At its broadest, HLS undoubtedly is the biggest and most expensive nationwide initiative ever attempted in the U.S.A. Hundreds of billions of dollars and millions of man-hours are being spent attempting to make this nation as secure from terrorism of all kinds as possible. So-called "cyber-terrorism" is just one area in which federal, state, local, and corporate HMS workers are now burning very costly midnight oil. And for obvious reasons, travel security, particularly commercial airline and air cargo transport, also is receiving a huge share of both dollars and attention, and rightly so.
But other U.S. industries need enhanced security. To varying degrees, many are doing so themselves; some are still organizing industry-wide initiatives, while still others await government directives before plunging ahead.
Protecting the petroleum industry from terrorism, however, both in this country and abroad, appears to be in somewhat of a flux.

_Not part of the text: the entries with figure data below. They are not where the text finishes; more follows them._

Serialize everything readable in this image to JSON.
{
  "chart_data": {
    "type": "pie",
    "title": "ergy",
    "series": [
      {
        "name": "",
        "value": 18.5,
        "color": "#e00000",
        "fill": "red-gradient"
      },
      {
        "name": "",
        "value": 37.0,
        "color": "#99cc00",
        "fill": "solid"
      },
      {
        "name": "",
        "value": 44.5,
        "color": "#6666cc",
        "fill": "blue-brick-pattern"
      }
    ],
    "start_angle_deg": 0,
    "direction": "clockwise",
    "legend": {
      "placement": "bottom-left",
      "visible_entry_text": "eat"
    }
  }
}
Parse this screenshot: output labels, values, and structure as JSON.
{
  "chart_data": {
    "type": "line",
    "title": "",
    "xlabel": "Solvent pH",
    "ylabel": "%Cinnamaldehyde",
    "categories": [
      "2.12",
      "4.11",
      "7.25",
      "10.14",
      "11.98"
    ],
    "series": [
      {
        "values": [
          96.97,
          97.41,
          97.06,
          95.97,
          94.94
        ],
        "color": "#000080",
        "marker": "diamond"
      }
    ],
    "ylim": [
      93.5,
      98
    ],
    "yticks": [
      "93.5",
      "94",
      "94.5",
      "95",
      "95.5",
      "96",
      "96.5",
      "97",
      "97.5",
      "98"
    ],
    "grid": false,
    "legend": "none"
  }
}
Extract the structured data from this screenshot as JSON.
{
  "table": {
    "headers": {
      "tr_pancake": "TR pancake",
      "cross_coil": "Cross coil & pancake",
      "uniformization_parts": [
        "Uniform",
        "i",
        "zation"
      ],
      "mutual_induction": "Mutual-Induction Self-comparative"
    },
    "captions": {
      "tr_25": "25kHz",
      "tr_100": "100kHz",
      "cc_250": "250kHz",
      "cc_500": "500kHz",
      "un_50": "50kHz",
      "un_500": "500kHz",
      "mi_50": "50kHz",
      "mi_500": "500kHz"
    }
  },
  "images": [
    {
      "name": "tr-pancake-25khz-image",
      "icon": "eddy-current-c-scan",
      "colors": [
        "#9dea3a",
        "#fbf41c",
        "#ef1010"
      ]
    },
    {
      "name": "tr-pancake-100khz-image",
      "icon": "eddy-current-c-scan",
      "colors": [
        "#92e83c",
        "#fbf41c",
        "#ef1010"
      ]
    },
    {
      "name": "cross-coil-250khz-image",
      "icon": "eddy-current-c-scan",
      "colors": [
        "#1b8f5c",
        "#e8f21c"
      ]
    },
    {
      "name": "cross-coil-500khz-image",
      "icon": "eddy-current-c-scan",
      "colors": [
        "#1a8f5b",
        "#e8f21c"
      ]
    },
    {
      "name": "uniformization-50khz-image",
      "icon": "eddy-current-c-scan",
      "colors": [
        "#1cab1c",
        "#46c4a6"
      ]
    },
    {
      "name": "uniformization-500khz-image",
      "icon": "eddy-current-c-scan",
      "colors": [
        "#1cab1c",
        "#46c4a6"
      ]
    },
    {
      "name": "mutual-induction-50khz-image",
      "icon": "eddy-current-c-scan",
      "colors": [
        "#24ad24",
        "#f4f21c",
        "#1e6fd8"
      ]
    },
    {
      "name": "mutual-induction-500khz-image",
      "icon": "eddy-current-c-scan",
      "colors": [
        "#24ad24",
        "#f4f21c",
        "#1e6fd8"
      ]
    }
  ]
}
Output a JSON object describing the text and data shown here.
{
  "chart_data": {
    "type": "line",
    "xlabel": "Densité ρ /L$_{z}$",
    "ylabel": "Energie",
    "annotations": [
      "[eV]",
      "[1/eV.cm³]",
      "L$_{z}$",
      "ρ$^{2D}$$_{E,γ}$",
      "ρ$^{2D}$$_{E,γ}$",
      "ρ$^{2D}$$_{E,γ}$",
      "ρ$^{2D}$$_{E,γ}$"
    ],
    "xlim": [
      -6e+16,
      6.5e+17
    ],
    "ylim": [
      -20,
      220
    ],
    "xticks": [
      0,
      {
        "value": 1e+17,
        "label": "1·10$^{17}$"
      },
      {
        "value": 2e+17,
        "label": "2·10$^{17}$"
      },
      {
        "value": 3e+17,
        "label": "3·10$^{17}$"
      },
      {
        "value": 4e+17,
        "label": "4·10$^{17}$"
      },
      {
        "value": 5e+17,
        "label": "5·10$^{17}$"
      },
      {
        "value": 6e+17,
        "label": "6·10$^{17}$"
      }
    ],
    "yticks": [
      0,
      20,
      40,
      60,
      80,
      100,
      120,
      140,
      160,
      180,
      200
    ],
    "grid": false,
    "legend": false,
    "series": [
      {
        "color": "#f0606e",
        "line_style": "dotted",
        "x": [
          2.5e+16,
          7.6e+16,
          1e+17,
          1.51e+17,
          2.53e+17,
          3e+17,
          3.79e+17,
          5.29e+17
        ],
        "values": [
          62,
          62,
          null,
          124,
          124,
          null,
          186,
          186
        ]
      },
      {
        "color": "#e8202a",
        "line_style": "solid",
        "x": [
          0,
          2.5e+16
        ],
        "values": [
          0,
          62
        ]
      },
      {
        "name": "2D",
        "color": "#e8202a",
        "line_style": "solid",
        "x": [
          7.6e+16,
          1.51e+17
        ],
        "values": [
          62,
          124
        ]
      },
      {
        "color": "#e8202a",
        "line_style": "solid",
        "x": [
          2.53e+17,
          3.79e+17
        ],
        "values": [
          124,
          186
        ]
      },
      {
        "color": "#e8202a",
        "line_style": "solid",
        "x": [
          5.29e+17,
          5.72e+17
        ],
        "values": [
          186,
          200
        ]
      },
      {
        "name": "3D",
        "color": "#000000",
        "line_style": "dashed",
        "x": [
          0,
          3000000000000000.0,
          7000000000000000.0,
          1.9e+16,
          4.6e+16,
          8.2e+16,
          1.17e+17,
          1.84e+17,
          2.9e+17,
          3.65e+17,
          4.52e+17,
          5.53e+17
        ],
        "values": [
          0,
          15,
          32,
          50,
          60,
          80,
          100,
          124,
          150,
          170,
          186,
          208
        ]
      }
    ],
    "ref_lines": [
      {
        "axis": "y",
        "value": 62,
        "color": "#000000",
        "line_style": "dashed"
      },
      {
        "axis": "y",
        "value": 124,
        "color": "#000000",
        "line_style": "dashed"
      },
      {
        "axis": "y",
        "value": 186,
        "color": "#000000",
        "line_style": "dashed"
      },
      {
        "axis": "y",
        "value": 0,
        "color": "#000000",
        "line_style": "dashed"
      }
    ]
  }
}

Like several other businesses, the oil and gas industry is lagging when it comes to being ready to enhance protection against terrorist acts.
At home, oil and gas drilling and production facilities, pipelines, refineries, and petrochemical plants have always maintained some degree of protection against unauthorized access by outsiders. Until September 11, 2001, however, this had more to do with public safety and liability protection. When the threat of actual murderous and destructive acts became all too real, the industry was able to increase security a bit--in the form of more "guards" and tighter fences--at many facilities in the U.S. and Canada.
Meanwhile, only weeks after Congress officially appointed its top administrators following more than a year of delays, President Bush's U.S. Dept. of Homeland Security (DHS) is finally led, funded, and getting into action. Former Pennsylvania Governor Tom Ridge, as acting Secretary, did much to bring the department's principles of sharing responsibility and partnership with Congress, state and local governments, the private sector, and the American people. Now, Ridge and his staff have a huge job ahead, combining the efforts of a number of federal entities placed under the department's aegis in the most significant transformation of the U.S. government in over a half-century.
Much of the DHS's oversight will involve those activities that make up the U.S. petroleum industry, as well as those areas in which seaborne commerce is used to move domestically produced oil, gas, and petroleum products, as well as imports, through the nation's energy system.
During the next several months, Oil & Gas Advisory will examine a number of crucial petroleum industry segments in terms of protection from physical acts of terrorism. The first installment, to appear in this space soon, will deal with the industry's offshore E&P segment. Later columns will address seaborne transportation and strategic ports; domestic waterborne traffic; pipelines, both offshore and onshore; refining and petrochemicals facilities; and others.